Thyroid hormones are crucial for the growth and differentiation of embryonic tissues. Maternal thyroxine is essential for fetal development and for incident-free pregnancy course.
There is still a controversy among different scientific societies in relation to the recommendations on whether universal or case finding screening for the detection of thyroid dysfunction during gestation should be performed, and what laboratory test system should be chosen. There is a general agreement about the need for treatment of clinical hypothyroidism and/or clinical hyperthyroidism during pregnancy.
Various studies have shown also an association between subclinical hypothyroidism or hypothyroxinemia with obstetric problems. The diagnosis of subclinical forms of thyroid diseases without laboratory test is not possible.

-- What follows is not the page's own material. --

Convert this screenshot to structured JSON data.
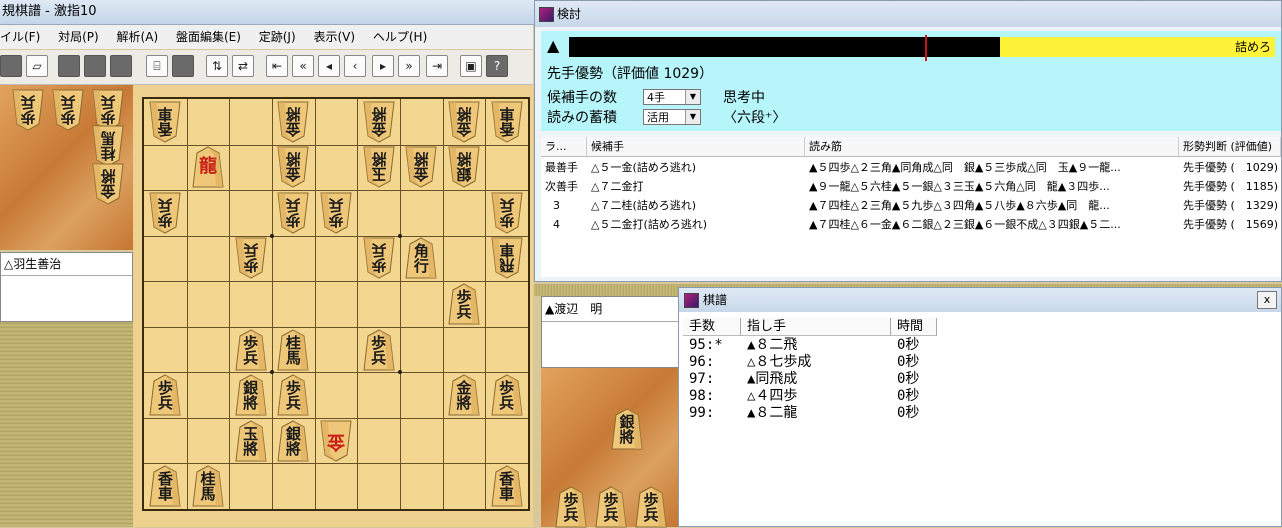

Given the complex physiology of thyroid function during pregnancy, hormone assessment should be performed according to reference values for each gestational trimester, and assessment of thyroid antibodies should be included, as the positive results points out the women at risk. Because thyroid dysfunction is a common, easily diagnosed and effectively treated disorder without special risk, an early evaluation (before week 10) TSH, TPO ab and eventually FT4 and Tgab in all pregnant women is recommendable.
Adequate iodine nutrition is important before and during pregnancy to contribute to a normal thyroid function in the pregnant women and fetus. Two cases showing the importance of careful case history, somatic and laboratory examination in pregnant women are enclosed.